El origen de la reserva eucarística es el Viático y la comunión a los enfermos y, por extensión –como luego veremos- la adoración, y su fin y culmen también, porque la culminación de todo culto litúrgico-sacramental es la celebración eucarística, y, en ella, la comunión sacramental; plenitud cuando los fieles ofrecen la Víctima, se ofrecen con Cristo-Víctima y comulgan con la Víctima sacramental.
Hay un doble movimiento teológico y espiritual de la Eucaristía celebrada a la Eucaristía adorada, o mejor, del culto eucarístico al culto a la Eucaristía y viceversa. Una corriente dinámica que es consecuencia de un principio básico: la presencia real del Señor en la Eucaristía.

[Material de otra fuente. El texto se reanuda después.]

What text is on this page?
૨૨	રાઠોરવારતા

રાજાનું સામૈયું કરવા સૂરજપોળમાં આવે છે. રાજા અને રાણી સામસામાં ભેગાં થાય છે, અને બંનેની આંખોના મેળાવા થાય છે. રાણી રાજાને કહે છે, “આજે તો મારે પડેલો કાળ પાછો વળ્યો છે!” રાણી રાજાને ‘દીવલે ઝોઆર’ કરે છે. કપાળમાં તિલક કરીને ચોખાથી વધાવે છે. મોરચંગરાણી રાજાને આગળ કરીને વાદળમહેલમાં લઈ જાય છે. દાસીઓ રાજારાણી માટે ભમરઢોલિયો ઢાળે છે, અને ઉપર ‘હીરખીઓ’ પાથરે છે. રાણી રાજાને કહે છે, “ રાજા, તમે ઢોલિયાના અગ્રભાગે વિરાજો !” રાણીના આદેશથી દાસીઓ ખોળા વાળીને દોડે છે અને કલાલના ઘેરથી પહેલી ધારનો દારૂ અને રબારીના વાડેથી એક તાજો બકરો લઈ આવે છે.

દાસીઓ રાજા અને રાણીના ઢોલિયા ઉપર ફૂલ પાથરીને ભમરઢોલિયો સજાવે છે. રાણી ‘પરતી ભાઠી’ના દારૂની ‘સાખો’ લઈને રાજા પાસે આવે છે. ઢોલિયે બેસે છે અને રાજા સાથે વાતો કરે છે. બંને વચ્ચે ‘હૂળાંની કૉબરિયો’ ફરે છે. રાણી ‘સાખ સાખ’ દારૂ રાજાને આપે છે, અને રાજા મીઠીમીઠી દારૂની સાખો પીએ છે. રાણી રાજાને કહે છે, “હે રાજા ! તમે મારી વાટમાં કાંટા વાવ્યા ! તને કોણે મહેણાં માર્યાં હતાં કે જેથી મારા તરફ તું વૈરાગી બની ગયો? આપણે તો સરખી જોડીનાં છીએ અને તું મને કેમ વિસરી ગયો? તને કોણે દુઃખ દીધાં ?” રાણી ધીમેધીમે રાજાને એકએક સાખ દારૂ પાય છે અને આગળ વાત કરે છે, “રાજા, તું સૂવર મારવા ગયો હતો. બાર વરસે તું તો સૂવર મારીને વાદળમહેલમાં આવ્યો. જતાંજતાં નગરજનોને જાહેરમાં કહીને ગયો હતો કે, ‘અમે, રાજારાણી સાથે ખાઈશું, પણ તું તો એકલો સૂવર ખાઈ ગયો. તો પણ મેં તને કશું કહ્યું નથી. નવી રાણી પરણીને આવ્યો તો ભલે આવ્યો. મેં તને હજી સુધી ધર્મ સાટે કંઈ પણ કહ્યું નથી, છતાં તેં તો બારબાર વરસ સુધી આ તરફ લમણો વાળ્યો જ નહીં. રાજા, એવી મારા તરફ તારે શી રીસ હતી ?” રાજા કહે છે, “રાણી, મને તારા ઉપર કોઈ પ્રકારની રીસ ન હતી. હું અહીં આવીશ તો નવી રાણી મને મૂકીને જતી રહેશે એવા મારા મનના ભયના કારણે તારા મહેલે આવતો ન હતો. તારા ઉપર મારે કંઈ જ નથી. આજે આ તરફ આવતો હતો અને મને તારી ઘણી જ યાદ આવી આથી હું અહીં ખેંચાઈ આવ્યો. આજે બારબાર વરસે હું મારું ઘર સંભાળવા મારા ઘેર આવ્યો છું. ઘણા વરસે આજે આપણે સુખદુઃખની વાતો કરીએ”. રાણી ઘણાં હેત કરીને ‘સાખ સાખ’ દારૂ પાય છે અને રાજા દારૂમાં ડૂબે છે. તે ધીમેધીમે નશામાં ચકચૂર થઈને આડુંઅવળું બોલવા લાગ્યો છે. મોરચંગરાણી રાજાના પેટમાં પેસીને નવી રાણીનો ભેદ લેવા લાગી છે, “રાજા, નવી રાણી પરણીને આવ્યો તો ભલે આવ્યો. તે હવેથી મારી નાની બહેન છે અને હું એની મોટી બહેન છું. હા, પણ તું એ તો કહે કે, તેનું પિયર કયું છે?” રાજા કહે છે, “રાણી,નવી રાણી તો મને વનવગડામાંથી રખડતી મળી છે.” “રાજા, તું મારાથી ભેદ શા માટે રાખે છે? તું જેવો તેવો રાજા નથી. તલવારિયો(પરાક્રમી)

Eucharisticum Mysterium 3f habla claramente de que la Eucaristía recibe un culto de latría, éste reservado sólo a Dios mismo, por la transustanciación, la conversión óntica de las especies sacramentales en el Cuerpo y la Sangre del Señor resucitado.
Dice RCCE 3:
“Nadie debe dudar «que los cristianos tributan a este Santísimo Sacramento, al venerarlo, el culto de latría que se debe al Dios verdadero, según la costumbre siempre aceptada en la Iglesia católica. Porque no debe dejar de ser adorado por el hecho de haber sido instituido por Cristo, el Señor, para ser comido»”.
Éste punto es de capital importancia para fundamentar teológicamente el culto de adoración eucarístico en la doctrina de la Iglesia.

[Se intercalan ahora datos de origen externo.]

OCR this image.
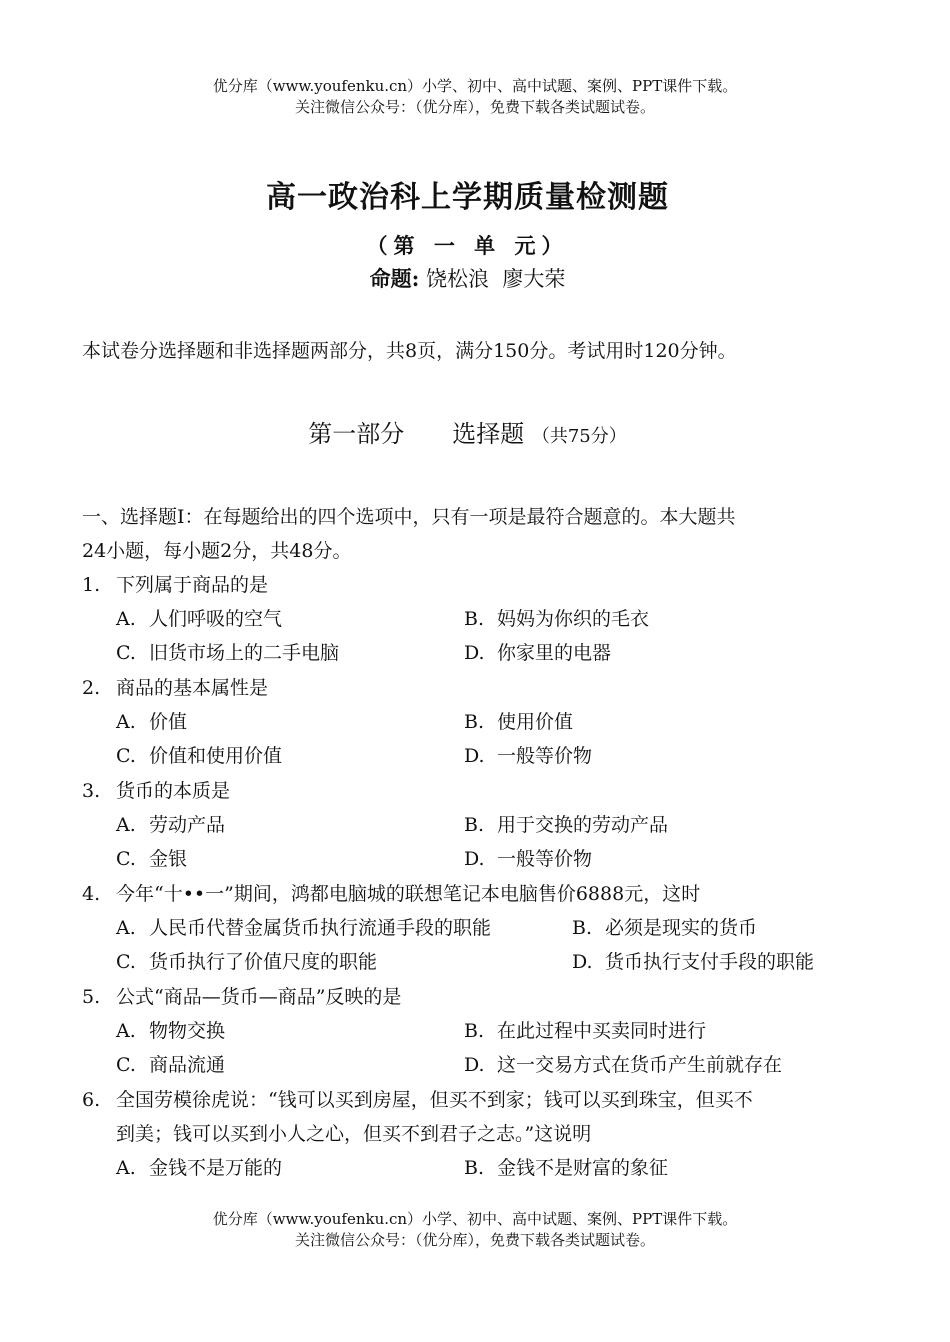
优分库（www.youfenku.cn）小学、初中、高中试题、案例、PPT课件下载。
关注微信公众号：（优分库），免费下载各类试题试卷。
高一政治科上学期质量检测题
（第 一 单 元）
命题: 饶松浪  廖大荣
本试卷分选择题和非选择题两部分，共8页，满分150分。考试用时120分钟。
第一部分　　选择题 （共75分）
一、选择题Ⅰ：在每题给出的四个选项中，只有一项是最符合题意的。本大题共
24小题，每小题2分，共48分。
1. 下列属于商品的是
A. 人们呼吸的空气	B. 妈妈为你织的毛衣
C. 旧货市场上的二手电脑	D. 你家里的电器
2. 商品的基本属性是
A. 价值	B. 使用价值
C. 价值和使用价值	D. 一般等价物
3. 货币的本质是
A. 劳动产品	B. 用于交换的劳动产品
C. 金银	D. 一般等价物
4. 今年“十••一”期间，鸿都电脑城的联想笔记本电脑售价6888元，这时
A. 人民币代替金属货币执行流通手段的职能	B. 必须是现实的货币
C. 货币执行了价值尺度的职能	D. 货币执行支付手段的职能
5. 公式“商品—货币—商品”反映的是
A. 物物交换	B. 在此过程中买卖同时进行
C. 商品流通	D. 这一交易方式在货币产生前就存在
6. 全国劳模徐虎说：“钱可以买到房屋，但买不到家；钱可以买到珠宝，但买不
到美；钱可以买到小人之心，但买不到君子之志。”这说明
A. 金钱不是万能的	B. 金钱不是财富的象征
优分库（www.youfenku.cn）小学、初中、高中试题、案例、PPT课件下载。
关注微信公众号：（优分库），免费下载各类试题试卷。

La afirmación clave es que, puesto que real y sustancialmente está presente Jesucristo, “no debe dejar de ser adorado por el hecho de haber sido instituido para ser comido”, relacionando así además celebración (“ser comido”) con su prolongación (“ser adorado”) –si bien la misma celebración de la misa y la comunión es ya adoración-. El documento se remite a la sesión XIII del Concilio de Trento en su Decreto sobre la Eucaristía:
“No queda, pues, ningún lugar a duda de que, conforme a la costumbre recibida de siempre en la Iglesia Católica, todos los fieles de Cristo en su veneración a este santísimo sacramento deben tributarle aquel culto de latría que se debe al verdadero Dios [Can. 6]. Porque no es razón para que se le deba adorar menos, el hecho de que fue por Cristo Señor instituído para ser recibido [Mt. 26, 26 ss]. Porque aquel mismo Dios creemos que está en él presente, a quien al introducirle el Padre eterno en el orbe de la tierra dice: Y adórenle todos los ángeles de Dios [Hebr 1, 6; según Ps. 96, 7]; a quien los Magos, postrándose le adoraron [cf. Mt. 2, 11], a quien, en fin, la Escritura atestigua [cf. Mt. 28, 17] que le adoraron los Apóstoles en Galilea” (Ds 1643).

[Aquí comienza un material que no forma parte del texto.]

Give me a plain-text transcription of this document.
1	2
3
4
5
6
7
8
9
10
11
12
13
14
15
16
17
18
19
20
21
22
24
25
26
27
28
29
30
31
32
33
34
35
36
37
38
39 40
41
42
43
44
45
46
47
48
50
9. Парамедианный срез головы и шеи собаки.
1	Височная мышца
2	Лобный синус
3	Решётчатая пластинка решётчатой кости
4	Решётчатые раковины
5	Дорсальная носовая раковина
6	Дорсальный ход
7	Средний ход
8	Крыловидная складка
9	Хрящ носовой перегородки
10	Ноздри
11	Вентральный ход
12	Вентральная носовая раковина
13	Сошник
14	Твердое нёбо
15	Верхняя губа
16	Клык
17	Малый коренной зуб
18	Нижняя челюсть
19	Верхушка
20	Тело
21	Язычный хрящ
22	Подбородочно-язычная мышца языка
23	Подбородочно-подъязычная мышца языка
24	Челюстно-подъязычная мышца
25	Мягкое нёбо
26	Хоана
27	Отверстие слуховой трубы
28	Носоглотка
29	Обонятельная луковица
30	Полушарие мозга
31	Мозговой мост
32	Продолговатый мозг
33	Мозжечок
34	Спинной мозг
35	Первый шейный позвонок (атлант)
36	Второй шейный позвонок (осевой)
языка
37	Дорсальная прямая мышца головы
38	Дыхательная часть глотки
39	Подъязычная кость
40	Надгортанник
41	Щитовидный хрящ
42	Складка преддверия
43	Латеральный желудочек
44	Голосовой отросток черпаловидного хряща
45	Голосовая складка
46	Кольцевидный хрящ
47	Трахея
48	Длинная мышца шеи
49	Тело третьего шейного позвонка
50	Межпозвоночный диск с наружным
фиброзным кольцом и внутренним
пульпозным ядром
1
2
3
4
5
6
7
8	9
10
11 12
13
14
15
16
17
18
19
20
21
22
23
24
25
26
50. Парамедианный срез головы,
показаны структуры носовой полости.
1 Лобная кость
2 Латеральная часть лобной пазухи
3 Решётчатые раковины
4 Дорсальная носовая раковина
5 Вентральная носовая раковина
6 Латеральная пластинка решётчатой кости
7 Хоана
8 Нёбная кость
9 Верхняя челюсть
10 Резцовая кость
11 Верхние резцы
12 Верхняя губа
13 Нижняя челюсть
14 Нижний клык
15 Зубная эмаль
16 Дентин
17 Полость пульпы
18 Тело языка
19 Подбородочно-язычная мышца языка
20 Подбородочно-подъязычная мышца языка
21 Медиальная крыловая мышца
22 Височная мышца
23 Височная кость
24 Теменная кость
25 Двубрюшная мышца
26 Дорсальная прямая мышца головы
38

Y la objeción de que al ser instituido para ser comido convertiría en absurda su adoración, sobre todo, extra missam, Benedicto XVI últimamente ha argumentado así:
“Una objeción difundida entonces se basaba, por ejemplo, en la observación de que el Pan eucarístico no habría sido dado para ser contemplado, sino para ser comido. En realidad, a la luz de la experiencia de oración de la Iglesia, dicha contraposición se mostró carente de todo fundamento. Ya decía san Agustín: « nemo autem illam carnem manducat, nisi prius adoraverit; [...] peccemus non adorando – Nadie come de esta carne sin antes adorarla [...], pecaríamos si no la adoráramos » (Enarrationes in Psalmos 98,9 CCL XXXIX 1385; cf. Discurso a la Curia Romana (22 diciembre 2005): AAS 98 (2006), 44-45). En efecto, en la Eucaristía el Hijo de Dios viene a nuestro encuentro y desea unirse a nosotros; la adoración eucarística no es sino la continuación obvia de la celebración eucarística, la cual es en sí misma el acto más grande de adoración de la Iglesia. Recibir la Eucaristía significa adorar al que recibimos. Precisamente así, y sólo así, nos hacemos una sola cosa con Él y, en cierto modo, pregustamos anticipadamente la belleza de la liturgia celestial. La adoración fuera de la santa Misa prolonga e intensifica lo acontecido en la misma celebración litúrgica” (Exhortación apostólica “Sacramentum caritatis, n. 66).